Australia: Origin First Licensed Under New CSG Logistics Safety Code of Practice

Origin First Licensed Under New CSG Logistics Safety Code of Practice

Origin, on behalf of the Australia Pacific LNG Project, is the first to be licensed under a new CSG Logistics Safety Code of Practice launched today in readiness for the expected increased heavy vehicle traffic as the four major CSG to LNG projects come online.

Origin Upstream CEO, Paul Zealand, whose company took the lead in formulating the industry code, said Origin was committed to ensuring that every heavy vehicle movement was a safe one.

“During the next four years, the number of heavy vehicle movements from our project alone is expected to increase significantly,” he said.

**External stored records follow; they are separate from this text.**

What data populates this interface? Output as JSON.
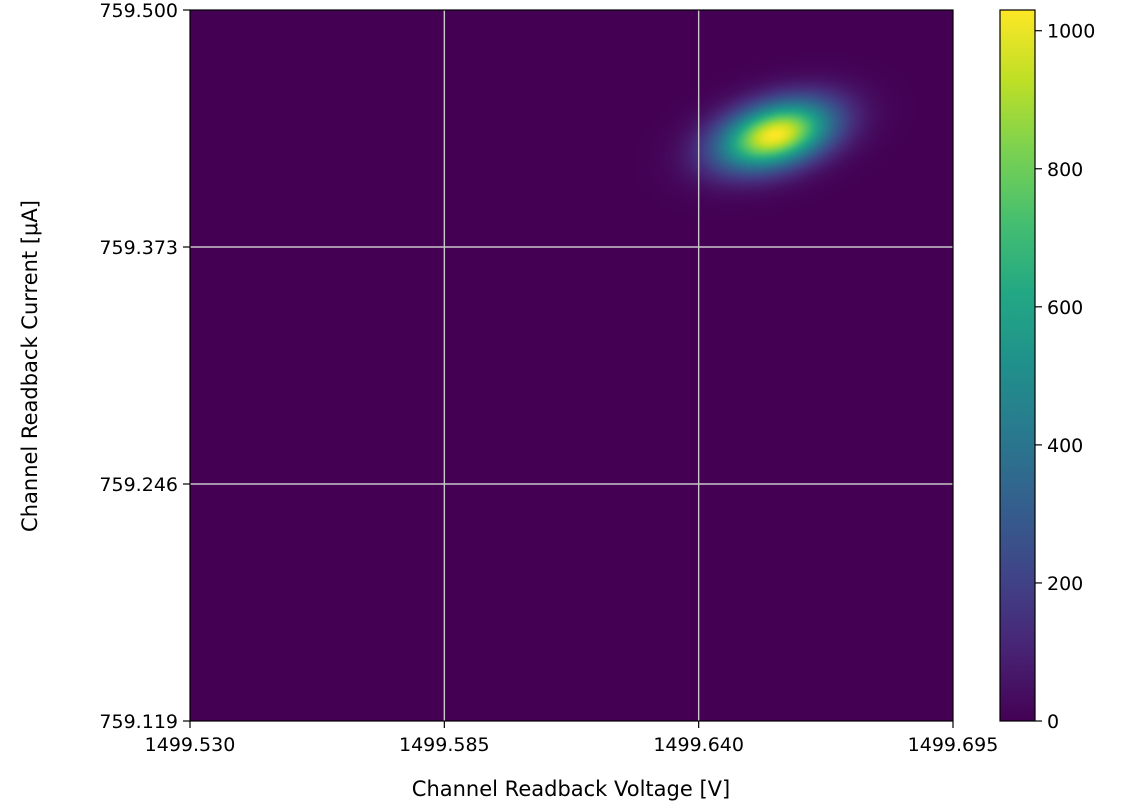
{
  "chart_data": {
    "type": "heatmap",
    "title": "",
    "xlabel": "Channel Readback Voltage [V]",
    "ylabel": "Channel Readback Current [μA]",
    "xlim": [
      1499.53,
      1499.695
    ],
    "ylim": [
      759.119,
      759.5
    ],
    "x_ticks": [
      "1499.530",
      "1499.585",
      "1499.640",
      "1499.695"
    ],
    "y_ticks": [
      "759.500",
      "759.373",
      "759.246",
      "759.119"
    ],
    "x_tick_values": [
      1499.53,
      1499.585,
      1499.64,
      1499.695
    ],
    "y_tick_values": [
      759.5,
      759.373,
      759.246,
      759.119
    ],
    "grid": true,
    "colormap": "viridis",
    "colorbar": {
      "min": 0,
      "max": 1030,
      "ticks": [
        0,
        200,
        400,
        600,
        800,
        1000
      ],
      "tick_labels": [
        "0",
        "200",
        "400",
        "600",
        "800",
        "1000"
      ]
    },
    "density_peak": {
      "x": 1499.6565,
      "y": 759.433,
      "value": 1030,
      "sigma_x": 0.0085,
      "sigma_y": 0.0125,
      "correlation": 0.35
    },
    "background_value": 0
  },
  "colors": {
    "viridis_low": "#440154",
    "viridis_mid": "#21918c",
    "viridis_high": "#fde725",
    "grid": "#c8c8c8"
  }
}
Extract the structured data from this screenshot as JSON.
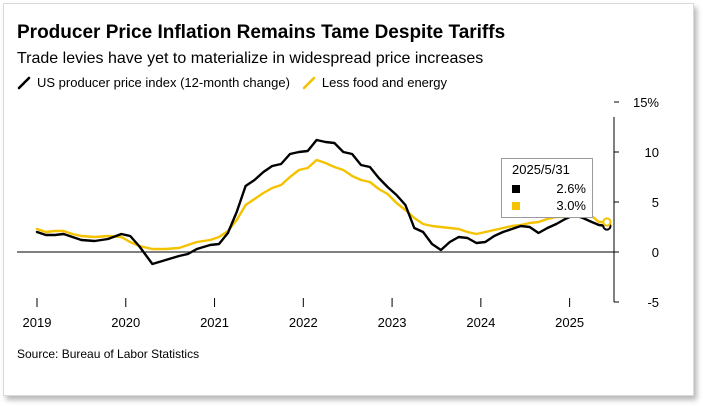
{
  "header": {
    "title": "Producer Price Inflation Remains Tame Despite Tariffs",
    "subtitle": "Trade levies have yet to materialize in widespread price increases"
  },
  "legend": {
    "items": [
      {
        "label": "US producer price index (12-month change)",
        "color": "#000000"
      },
      {
        "label": "Less food and energy",
        "color": "#F5C200"
      }
    ]
  },
  "source": "Source: Bureau of Labor Statistics",
  "tooltip": {
    "date": "2025/5/31",
    "values": [
      {
        "text": "2.6%",
        "color": "#000000"
      },
      {
        "text": "3.0%",
        "color": "#F5C200"
      }
    ]
  },
  "colors": {
    "background": "#ffffff",
    "series_ppi": "#000000",
    "series_core": "#F5C200",
    "axis": "#000000"
  },
  "chart_data": {
    "type": "line",
    "title": "Producer Price Inflation Remains Tame Despite Tariffs",
    "subtitle": "Trade levies have yet to materialize in widespread price increases",
    "xlim": [
      2018.95,
      2025.5
    ],
    "ylim": [
      -5,
      15
    ],
    "x_ticks": [
      2019,
      2020,
      2021,
      2022,
      2023,
      2024,
      2025
    ],
    "x_tick_labels": [
      "2019",
      "2020",
      "2021",
      "2022",
      "2023",
      "2024",
      "2025"
    ],
    "y_ticks": [
      15,
      10,
      5,
      0,
      -5
    ],
    "y_tick_labels": [
      "15%",
      "10",
      "5",
      "0",
      "-5"
    ],
    "grid": false,
    "legend_position": "top-left",
    "series": [
      {
        "name": "US producer price index (12-month change)",
        "color": "#000000",
        "points": [
          [
            2019.0,
            2.0
          ],
          [
            2019.1,
            1.7
          ],
          [
            2019.2,
            1.7
          ],
          [
            2019.3,
            1.8
          ],
          [
            2019.4,
            1.5
          ],
          [
            2019.5,
            1.2
          ],
          [
            2019.65,
            1.1
          ],
          [
            2019.8,
            1.3
          ],
          [
            2019.95,
            1.8
          ],
          [
            2020.05,
            1.6
          ],
          [
            2020.15,
            0.6
          ],
          [
            2020.3,
            -1.2
          ],
          [
            2020.45,
            -0.8
          ],
          [
            2020.6,
            -0.4
          ],
          [
            2020.7,
            -0.2
          ],
          [
            2020.8,
            0.3
          ],
          [
            2020.95,
            0.7
          ],
          [
            2021.05,
            0.8
          ],
          [
            2021.15,
            1.9
          ],
          [
            2021.25,
            4.0
          ],
          [
            2021.35,
            6.6
          ],
          [
            2021.45,
            7.2
          ],
          [
            2021.55,
            8.0
          ],
          [
            2021.65,
            8.6
          ],
          [
            2021.75,
            8.8
          ],
          [
            2021.85,
            9.8
          ],
          [
            2021.95,
            10.0
          ],
          [
            2022.05,
            10.1
          ],
          [
            2022.15,
            11.2
          ],
          [
            2022.25,
            11.0
          ],
          [
            2022.35,
            10.9
          ],
          [
            2022.45,
            10.0
          ],
          [
            2022.55,
            9.8
          ],
          [
            2022.65,
            8.7
          ],
          [
            2022.75,
            8.5
          ],
          [
            2022.85,
            7.4
          ],
          [
            2022.95,
            6.5
          ],
          [
            2023.05,
            5.7
          ],
          [
            2023.15,
            4.7
          ],
          [
            2023.25,
            2.4
          ],
          [
            2023.35,
            2.0
          ],
          [
            2023.45,
            0.8
          ],
          [
            2023.55,
            0.2
          ],
          [
            2023.65,
            1.0
          ],
          [
            2023.75,
            1.5
          ],
          [
            2023.85,
            1.4
          ],
          [
            2023.95,
            0.9
          ],
          [
            2024.05,
            1.0
          ],
          [
            2024.15,
            1.6
          ],
          [
            2024.25,
            2.0
          ],
          [
            2024.35,
            2.3
          ],
          [
            2024.45,
            2.6
          ],
          [
            2024.55,
            2.5
          ],
          [
            2024.65,
            1.9
          ],
          [
            2024.75,
            2.4
          ],
          [
            2024.85,
            2.8
          ],
          [
            2024.95,
            3.3
          ],
          [
            2025.05,
            3.7
          ],
          [
            2025.15,
            3.4
          ],
          [
            2025.25,
            3.0
          ],
          [
            2025.33,
            2.7
          ],
          [
            2025.42,
            2.6
          ]
        ]
      },
      {
        "name": "Less food and energy",
        "color": "#F5C200",
        "points": [
          [
            2019.0,
            2.3
          ],
          [
            2019.1,
            2.0
          ],
          [
            2019.2,
            2.1
          ],
          [
            2019.3,
            2.1
          ],
          [
            2019.4,
            1.8
          ],
          [
            2019.5,
            1.6
          ],
          [
            2019.65,
            1.5
          ],
          [
            2019.8,
            1.6
          ],
          [
            2019.95,
            1.5
          ],
          [
            2020.05,
            1.0
          ],
          [
            2020.15,
            0.6
          ],
          [
            2020.3,
            0.3
          ],
          [
            2020.45,
            0.3
          ],
          [
            2020.6,
            0.4
          ],
          [
            2020.7,
            0.7
          ],
          [
            2020.8,
            1.0
          ],
          [
            2020.95,
            1.2
          ],
          [
            2021.05,
            1.5
          ],
          [
            2021.15,
            2.1
          ],
          [
            2021.25,
            3.2
          ],
          [
            2021.35,
            4.7
          ],
          [
            2021.45,
            5.3
          ],
          [
            2021.55,
            5.9
          ],
          [
            2021.65,
            6.4
          ],
          [
            2021.75,
            6.7
          ],
          [
            2021.85,
            7.5
          ],
          [
            2021.95,
            8.2
          ],
          [
            2022.05,
            8.4
          ],
          [
            2022.15,
            9.2
          ],
          [
            2022.25,
            8.9
          ],
          [
            2022.35,
            8.5
          ],
          [
            2022.45,
            8.2
          ],
          [
            2022.55,
            7.6
          ],
          [
            2022.65,
            7.2
          ],
          [
            2022.75,
            7.0
          ],
          [
            2022.85,
            6.3
          ],
          [
            2022.95,
            5.8
          ],
          [
            2023.05,
            4.9
          ],
          [
            2023.15,
            4.2
          ],
          [
            2023.25,
            3.4
          ],
          [
            2023.35,
            2.8
          ],
          [
            2023.45,
            2.6
          ],
          [
            2023.55,
            2.5
          ],
          [
            2023.65,
            2.4
          ],
          [
            2023.75,
            2.3
          ],
          [
            2023.85,
            2.0
          ],
          [
            2023.95,
            1.8
          ],
          [
            2024.05,
            2.0
          ],
          [
            2024.15,
            2.2
          ],
          [
            2024.25,
            2.4
          ],
          [
            2024.35,
            2.6
          ],
          [
            2024.45,
            2.7
          ],
          [
            2024.55,
            2.9
          ],
          [
            2024.65,
            3.0
          ],
          [
            2024.75,
            3.3
          ],
          [
            2024.85,
            3.5
          ],
          [
            2024.95,
            3.5
          ],
          [
            2025.05,
            3.7
          ],
          [
            2025.15,
            3.8
          ],
          [
            2025.25,
            3.6
          ],
          [
            2025.33,
            3.0
          ],
          [
            2025.42,
            3.0
          ]
        ]
      }
    ],
    "tooltip_date": "2025/5/31",
    "tooltip_values": [
      2.6,
      3.0
    ]
  }
}
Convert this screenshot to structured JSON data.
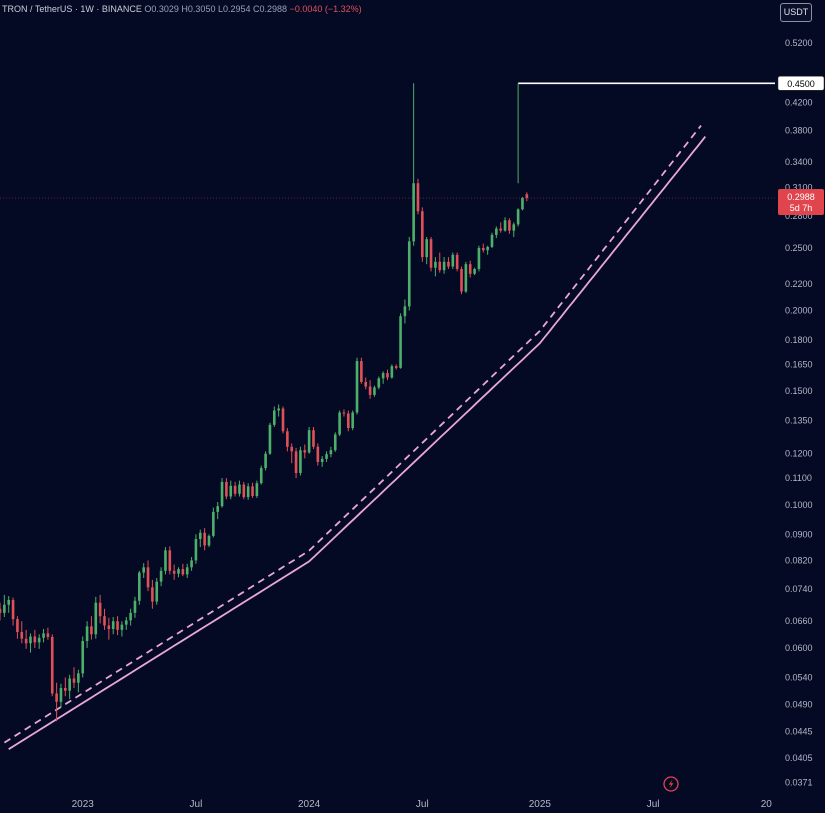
{
  "header": {
    "symbol": "TRON / TetherUS · 1W · BINANCE",
    "open": "O0.3029",
    "high": "H0.3050",
    "low": "L0.2954",
    "close": "C0.2988",
    "change": "−0.0040 (−1.32%)"
  },
  "currency_button": "USDT",
  "colors": {
    "background": "#050a24",
    "up": "#4caf6a",
    "down": "#e05058",
    "channel": "#e9a6d8",
    "level": "#ffffff",
    "last_price": "#e0444c"
  },
  "chart_data": {
    "type": "candlestick",
    "y_scale": "log",
    "ylim": [
      0.0355,
      0.56
    ],
    "xlim": [
      "2022-08-22",
      "2026-01-19"
    ],
    "yticks": [
      "0.5200",
      "0.4500",
      "0.4200",
      "0.3800",
      "0.3400",
      "0.3100",
      "0.2800",
      "0.2500",
      "0.2200",
      "0.2000",
      "0.1800",
      "0.1650",
      "0.1500",
      "0.1350",
      "0.1200",
      "0.1100",
      "0.1000",
      "0.0900",
      "0.0820",
      "0.0740",
      "0.0660",
      "0.0600",
      "0.0540",
      "0.0490",
      "0.0445",
      "0.0405",
      "0.0371"
    ],
    "xticks": [
      "2023",
      "Jul",
      "2024",
      "Jul",
      "2025",
      "Jul",
      "20"
    ],
    "horizontal_level": {
      "price": 0.45,
      "label": "0.4500",
      "from_date": "2024-12-02"
    },
    "last_price": {
      "label": "0.2988",
      "countdown": "5d 7h",
      "price": 0.2988
    },
    "channel": {
      "solid": [
        {
          "date": "2022-09-05",
          "price": 0.0418
        },
        {
          "date": "2024-01-01",
          "price": 0.0817
        },
        {
          "date": "2025-01-06",
          "price": 0.178
        },
        {
          "date": "2025-09-29",
          "price": 0.372
        }
      ],
      "dashed": [
        {
          "date": "2022-08-29",
          "price": 0.0428
        },
        {
          "date": "2024-01-01",
          "price": 0.0849
        },
        {
          "date": "2025-01-06",
          "price": 0.186
        },
        {
          "date": "2025-09-22",
          "price": 0.387
        }
      ]
    },
    "candles_start": "2022-08-22",
    "candles": [
      [
        0.069,
        0.0705,
        0.0662,
        0.068
      ],
      [
        0.068,
        0.0725,
        0.067,
        0.07
      ],
      [
        0.07,
        0.0722,
        0.068,
        0.0712
      ],
      [
        0.0712,
        0.0718,
        0.065,
        0.0665
      ],
      [
        0.0665,
        0.0672,
        0.062,
        0.0635
      ],
      [
        0.0635,
        0.066,
        0.061,
        0.062
      ],
      [
        0.062,
        0.064,
        0.0598,
        0.061
      ],
      [
        0.061,
        0.0632,
        0.059,
        0.0625
      ],
      [
        0.0625,
        0.064,
        0.06,
        0.0612
      ],
      [
        0.0612,
        0.063,
        0.0598,
        0.0622
      ],
      [
        0.0622,
        0.0642,
        0.0612,
        0.0632
      ],
      [
        0.0632,
        0.0645,
        0.0618,
        0.0624
      ],
      [
        0.0624,
        0.063,
        0.0505,
        0.051
      ],
      [
        0.051,
        0.053,
        0.0462,
        0.0495
      ],
      [
        0.0495,
        0.0528,
        0.0485,
        0.052
      ],
      [
        0.052,
        0.054,
        0.0505,
        0.0515
      ],
      [
        0.0515,
        0.0545,
        0.05,
        0.0538
      ],
      [
        0.0538,
        0.056,
        0.052,
        0.053
      ],
      [
        0.053,
        0.0555,
        0.0512,
        0.0548
      ],
      [
        0.0548,
        0.0625,
        0.054,
        0.0615
      ],
      [
        0.0615,
        0.066,
        0.06,
        0.0648
      ],
      [
        0.0648,
        0.0672,
        0.0618,
        0.063
      ],
      [
        0.063,
        0.072,
        0.062,
        0.0705
      ],
      [
        0.0705,
        0.0725,
        0.0655,
        0.0672
      ],
      [
        0.0672,
        0.069,
        0.064,
        0.065
      ],
      [
        0.065,
        0.0668,
        0.0618,
        0.0642
      ],
      [
        0.0642,
        0.067,
        0.063,
        0.066
      ],
      [
        0.066,
        0.0672,
        0.0628,
        0.064
      ],
      [
        0.064,
        0.066,
        0.0625,
        0.0652
      ],
      [
        0.0652,
        0.067,
        0.064,
        0.0662
      ],
      [
        0.0662,
        0.069,
        0.065,
        0.068
      ],
      [
        0.068,
        0.072,
        0.0668,
        0.071
      ],
      [
        0.071,
        0.079,
        0.07,
        0.0785
      ],
      [
        0.0785,
        0.0812,
        0.077,
        0.08
      ],
      [
        0.08,
        0.082,
        0.0735,
        0.0745
      ],
      [
        0.0745,
        0.0765,
        0.069,
        0.0708
      ],
      [
        0.0708,
        0.077,
        0.07,
        0.076
      ],
      [
        0.076,
        0.08,
        0.0748,
        0.079
      ],
      [
        0.079,
        0.086,
        0.078,
        0.085
      ],
      [
        0.085,
        0.0862,
        0.078,
        0.079
      ],
      [
        0.079,
        0.0808,
        0.0765,
        0.0782
      ],
      [
        0.0782,
        0.08,
        0.0772,
        0.0795
      ],
      [
        0.0795,
        0.081,
        0.0775,
        0.078
      ],
      [
        0.078,
        0.081,
        0.077,
        0.08
      ],
      [
        0.08,
        0.083,
        0.079,
        0.082
      ],
      [
        0.082,
        0.09,
        0.081,
        0.0885
      ],
      [
        0.0885,
        0.0915,
        0.086,
        0.0905
      ],
      [
        0.0905,
        0.092,
        0.085,
        0.0865
      ],
      [
        0.0865,
        0.09,
        0.086,
        0.0895
      ],
      [
        0.0895,
        0.099,
        0.089,
        0.0975
      ],
      [
        0.0975,
        0.101,
        0.095,
        0.0995
      ],
      [
        0.0995,
        0.11,
        0.099,
        0.1085
      ],
      [
        0.1085,
        0.11,
        0.102,
        0.103
      ],
      [
        0.103,
        0.109,
        0.102,
        0.107
      ],
      [
        0.107,
        0.1085,
        0.103,
        0.104
      ],
      [
        0.104,
        0.109,
        0.103,
        0.1075
      ],
      [
        0.1075,
        0.1085,
        0.102,
        0.1028
      ],
      [
        0.1028,
        0.108,
        0.1018,
        0.1068
      ],
      [
        0.1068,
        0.1082,
        0.1025,
        0.1032
      ],
      [
        0.1032,
        0.109,
        0.1025,
        0.108
      ],
      [
        0.108,
        0.115,
        0.1075,
        0.114
      ],
      [
        0.114,
        0.121,
        0.113,
        0.12
      ],
      [
        0.12,
        0.134,
        0.1195,
        0.133
      ],
      [
        0.133,
        0.142,
        0.132,
        0.14
      ],
      [
        0.14,
        0.143,
        0.137,
        0.141
      ],
      [
        0.141,
        0.142,
        0.129,
        0.13
      ],
      [
        0.13,
        0.1315,
        0.121,
        0.123
      ],
      [
        0.123,
        0.1245,
        0.116,
        0.121
      ],
      [
        0.121,
        0.1225,
        0.11,
        0.112
      ],
      [
        0.112,
        0.123,
        0.111,
        0.1215
      ],
      [
        0.1215,
        0.124,
        0.118,
        0.1205
      ],
      [
        0.1205,
        0.132,
        0.12,
        0.1305
      ],
      [
        0.1305,
        0.132,
        0.122,
        0.123
      ],
      [
        0.123,
        0.1245,
        0.115,
        0.1165
      ],
      [
        0.1165,
        0.119,
        0.1145,
        0.1178
      ],
      [
        0.1178,
        0.121,
        0.1165,
        0.1198
      ],
      [
        0.1198,
        0.123,
        0.1185,
        0.1215
      ],
      [
        0.1215,
        0.1295,
        0.1208,
        0.1285
      ],
      [
        0.1285,
        0.14,
        0.1278,
        0.139
      ],
      [
        0.139,
        0.1405,
        0.137,
        0.1385
      ],
      [
        0.1385,
        0.14,
        0.13,
        0.1315
      ],
      [
        0.1315,
        0.14,
        0.1305,
        0.139
      ],
      [
        0.139,
        0.169,
        0.138,
        0.167
      ],
      [
        0.167,
        0.169,
        0.154,
        0.155
      ],
      [
        0.155,
        0.1575,
        0.151,
        0.1525
      ],
      [
        0.1525,
        0.156,
        0.146,
        0.148
      ],
      [
        0.148,
        0.153,
        0.147,
        0.152
      ],
      [
        0.152,
        0.158,
        0.151,
        0.157
      ],
      [
        0.157,
        0.161,
        0.154,
        0.16
      ],
      [
        0.16,
        0.162,
        0.156,
        0.1575
      ],
      [
        0.1575,
        0.165,
        0.1568,
        0.164
      ],
      [
        0.164,
        0.165,
        0.162,
        0.163
      ],
      [
        0.163,
        0.198,
        0.1625,
        0.196
      ],
      [
        0.196,
        0.208,
        0.191,
        0.203
      ],
      [
        0.203,
        0.26,
        0.2,
        0.256
      ],
      [
        0.256,
        0.45,
        0.252,
        0.315
      ],
      [
        0.315,
        0.32,
        0.282,
        0.285
      ],
      [
        0.285,
        0.289,
        0.238,
        0.242
      ],
      [
        0.242,
        0.26,
        0.236,
        0.258
      ],
      [
        0.258,
        0.26,
        0.23,
        0.233
      ],
      [
        0.233,
        0.242,
        0.226,
        0.238
      ],
      [
        0.238,
        0.246,
        0.229,
        0.231
      ],
      [
        0.231,
        0.242,
        0.228,
        0.238
      ],
      [
        0.238,
        0.242,
        0.232,
        0.234
      ],
      [
        0.234,
        0.246,
        0.232,
        0.244
      ],
      [
        0.244,
        0.246,
        0.23,
        0.232
      ],
      [
        0.232,
        0.234,
        0.212,
        0.214
      ],
      [
        0.214,
        0.238,
        0.213,
        0.236
      ],
      [
        0.236,
        0.239,
        0.225,
        0.228
      ],
      [
        0.228,
        0.233,
        0.227,
        0.232
      ],
      [
        0.232,
        0.252,
        0.23,
        0.25
      ],
      [
        0.25,
        0.254,
        0.246,
        0.248
      ],
      [
        0.248,
        0.252,
        0.244,
        0.251
      ],
      [
        0.251,
        0.264,
        0.25,
        0.262
      ],
      [
        0.262,
        0.27,
        0.259,
        0.268
      ],
      [
        0.268,
        0.274,
        0.264,
        0.266
      ],
      [
        0.266,
        0.279,
        0.265,
        0.276
      ],
      [
        0.276,
        0.278,
        0.263,
        0.266
      ],
      [
        0.266,
        0.274,
        0.26,
        0.272
      ],
      [
        0.272,
        0.288,
        0.27,
        0.287
      ],
      [
        0.287,
        0.3,
        0.286,
        0.299
      ],
      [
        0.3029,
        0.305,
        0.2954,
        0.2988
      ]
    ]
  }
}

The CSG Code has been developed in line with the National Logistics Safety Code. Among the areas covered are:

  • Fatigue management, including driver health and fitness for duty, scheduling, transit times;
  • Safe loading practices including mass, dimension and load restraint;
  • Speed management;
  • Vehicle compliance and safety;
  • Contractor safety including subcontractor management;

The Australian Logistics Council issued a licence to Origin under the new code, and Managing Director Michael Kilgariff congratulated Origin for taking such a proactive approach to how they handle safety on the state’s roads.

“CSG will account for a large proportion of the forecast increase in heavy vehicle usage in Queensland,” he said.

“In becoming the first signatory to the CSG Code, Origin is ensuring that all company employees operating heavy vehicles, contractors and subcontractors will comply with the 45 legal elements laid out in the Code.”

Heavy vehicles have been over-represented in recent road fatality statistics in Queensland. In 2010 they were involved in accidents that resulted in 47 deaths, almost 20% of the state’s road toll that year.

“At Origin safety is always our number one priority” said Mr Zealand, “The Code will build on the vehicle management safety policies already in operation which include, speed inhibitors, vehicle monitoring systems and extensive driver training.”

The CSG Code comes into effect ahead of the introduction of the National Heavy Vehicle Law on January 1, 2013. It will standardise heavy-vehicle legislation across Australia, and will be enforced by a national regulator.